Kagan's treatment of the social sciences is very poor and uninformed. He has deep prejudices, approving of his own field of psychology and deeply admiring anthropology. Has he not heard that for decades anthropology has been dominated by the know-nothing, insipid postmodernists, with their sniveling critique of objectivity? Evidently not. His treatment of economics is a caricature of the know-nothing arguments that abound in leftist circles. Economics uses too much mathematics, he argues, and it is full of right-wing prejudice. I will not go through his tedious and tendentious arguments, which I have dealt with elsewhere, but I do want to stress three points. First, the high point in economics as far as the general public is concerned was the two decades following World War II, in which the modern microeconomic theory of the interaction between market competition and government regulation was developed. Economic theory has been very productive in recent years as well, with the rise of behavioral economics, but there was a long hiatus between 1970 and 2000 during which economics really produced nothing new, and even now, economic theory is in deep need of developing dynamical models that complement the comparative static models where it is strongest.

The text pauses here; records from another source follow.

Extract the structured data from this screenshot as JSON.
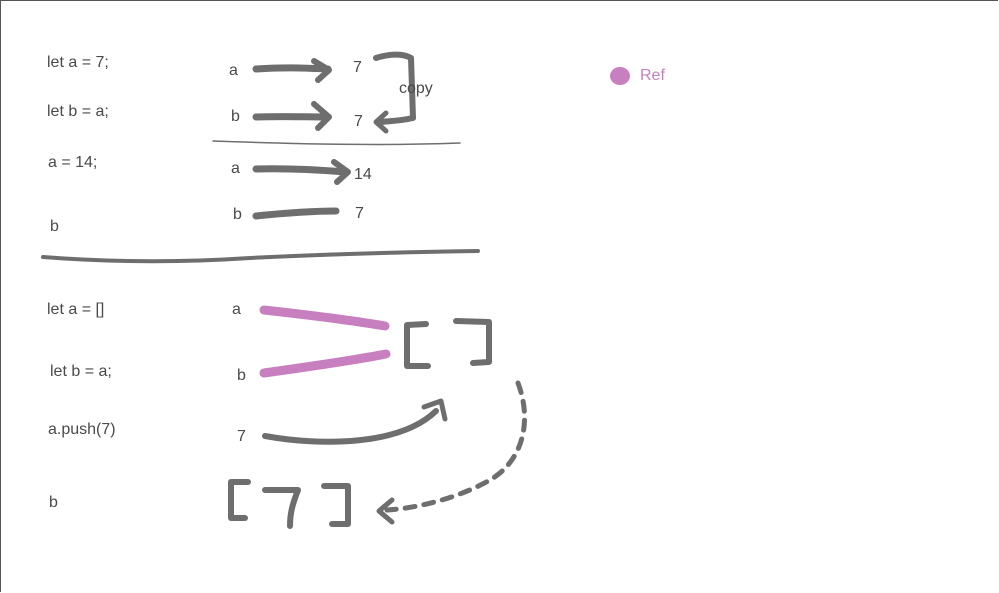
{
  "code": {
    "line1": "let a = 7;",
    "line2": "let b = a;",
    "line3": "a = 14;",
    "line4": "b",
    "line5": "let a = []",
    "line6": "let b = a;",
    "line7": "a.push(7)",
    "line8": "b"
  },
  "vars": {
    "a1": "a",
    "b1": "b",
    "a2": "a",
    "b2": "b",
    "a3": "a",
    "b3": "b",
    "seven_src": "7"
  },
  "values": {
    "v7_top": "7",
    "v7_copy": "7",
    "v14": "14",
    "v7_b": "7"
  },
  "labels": {
    "copy": "copy"
  },
  "legend": {
    "label": "Ref",
    "color": "#c77fbf"
  },
  "colors": {
    "ink": "#6b6b6b",
    "ref": "#c77fbf"
  }
}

Second, the smart critique of economics recognizes its strengths and successes, identifies its failures, and proposes how to move from failure to success. Kagan's tedious critique dismisses the successes because they are not complete. His critique of the rational actor model is worthy of a high school poetry major, and his treatment of game theory is just a warmed-over succession of anecdotes and quotes judiciously selected to make his case.
Third, economists are often tarred with being ideologically biased in favor of right-wing political philosophy. This is just wrong. The political views of economists are, if anything, biased to the left. Kagan provides quotes showing that economists don't care about the environment and are inhuman slobs who only know about the material side of life and ignore the higher human capacities. In fact, there are just as many quotes on the other side, and the economic journals today are full of papers on the emotions, love, altruism, honesty, and corruption.
If I had to guess, I would say that Kagan outlined this book forty years ago, but just got around to filling in the details. In fact, a lot more than mere details have occurred in the past forty years, and it remains for someone to write a more cogent analysis of the three cultures.